The Supreme Court’s decision thwarted Biden’s plan to forgive up to $430 billion in student debt for millions of borrowers. Despite this setback, the Biden administration has successfully canceled over $48 billion in student debt since the summer, benefitting nearly 3.6 million individuals by erasing a total of $127 billion in student loans since taking office.

This remarkable success in debt cancellation can be attributed to existing student loan forgiveness programs designed to assist specific categories of borrowers. These programs include individuals who have been repaying loans for over two decades, those defrauded by for-profit colleges, and public-sector workers.

In addition to leveraging existing programs, President Biden has countered some of the limitations imposed on forgiveness initiatives during the previous administration of Donald Trump. The administration temporarily expanded debt relief programs, thereby widening the scope of individuals who can benefit from debt cancellation.

A significant portion of the debt forgiveness, nearly $42 billion, is related to federal student loans carried by approximately 855,000 borrowers enrolled in Income-Driven Repayment (IDR) plans. The Education Department acknowledged that part of their intent was to address “past administrative failures” through these measures.

It’s worth noting that former President Trump has claimed credit for thwarting Biden’s debt forgiveness plan, attributing it to his appointment of three Supreme Court justices. In a social media statement, he suggested that his nominations had played a pivotal role in blocking the program.

Meanwhile, potential 2024 Republican presidential candidate Gov. Ron DeSantis (R-FL) has been critical of student loan forgiveness, likening it to diverting tax dollars away from individuals who did not pursue a college degree.

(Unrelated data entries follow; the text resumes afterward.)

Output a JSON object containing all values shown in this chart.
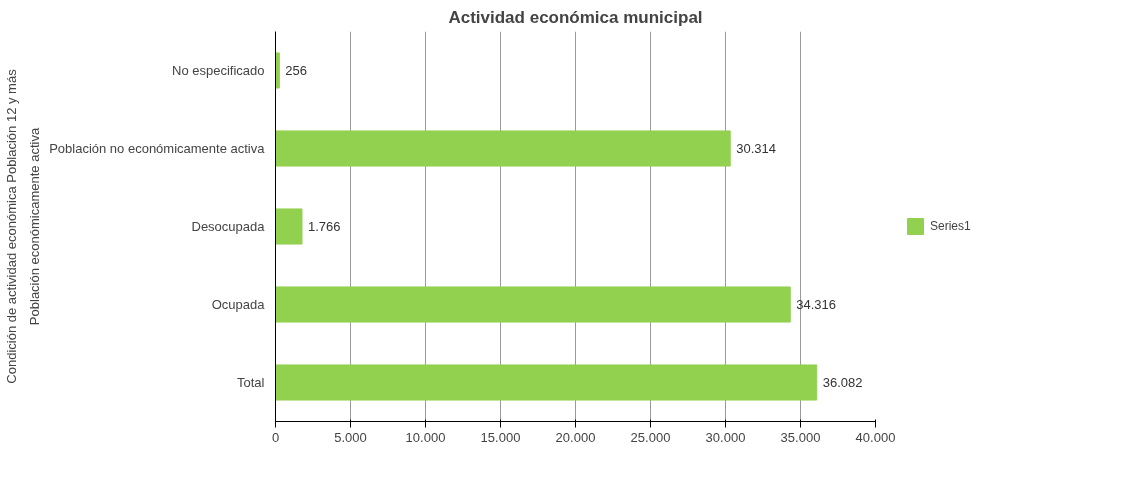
{
  "chart_data": {
    "type": "bar",
    "orientation": "horizontal",
    "title": "Actividad económica municipal",
    "ylabel": "Condición de actividad económica Población 12 y más",
    "annotations": [
      "Población económicamente activa"
    ],
    "categories": [
      "No especificado",
      "Población no económicamente activa",
      "Desocupada",
      "Ocupada",
      "Total"
    ],
    "series": [
      {
        "name": "Series1",
        "color": "#92d050",
        "values": [
          256,
          30314,
          1766,
          34316,
          36082
        ],
        "value_labels": [
          "256",
          "30.314",
          "1.766",
          "34.316",
          "36.082"
        ]
      }
    ],
    "xlim": [
      0,
      40000
    ],
    "xticks": [
      {
        "value": 0,
        "label": "0"
      },
      {
        "value": 5000,
        "label": "5.000"
      },
      {
        "value": 10000,
        "label": "10.000"
      },
      {
        "value": 15000,
        "label": "15.000"
      },
      {
        "value": 20000,
        "label": "20.000"
      },
      {
        "value": 25000,
        "label": "25.000"
      },
      {
        "value": 30000,
        "label": "30.000"
      },
      {
        "value": 35000,
        "label": "35.000"
      },
      {
        "value": 40000,
        "label": "40.000"
      }
    ],
    "grid": "x",
    "legend": "right"
  }
}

On October 4, the Biden administration announced an additional $9 billion in student loan debt cancellation. This included $5.2 billion for Public Service Loan Forgiveness borrowers and $2.8 billion for IDR borrowers.

Biden’s previous attempt to forgive up to $20,000 in debt per borrower faced numerous legal challenges. His latest plan to wipe out $39 billion in debt for over 800,000 individuals under the IDR program is currently under dispute at the U.S. 6th Circuit Court of Appeals. The New Civil Liberties Alliance, a group that questions the legal authority behind this forgiveness, is contesting the plan.

Sheng Li, litigation counsel at NCLA, expressed concerns about the administration’s actions, stating that they are pursuing loan cancellations through administrative means that the Supreme Court has deemed unlawful.

The Education Department has pushed back against such legal challenges, characterizing them as “desperate attempts from right-wing special interests” that aim to keep hundreds of thousands of borrowers in debt. The department is committed to defending its position in court.

At the heart of the government’s argument is the question of whether years when borrowers were in forbearance or deferment, during which they did not make loan payments, should be counted toward loan forgiveness. This issue remains a focal point in the ongoing debate over student loan debt cancellation in the United States.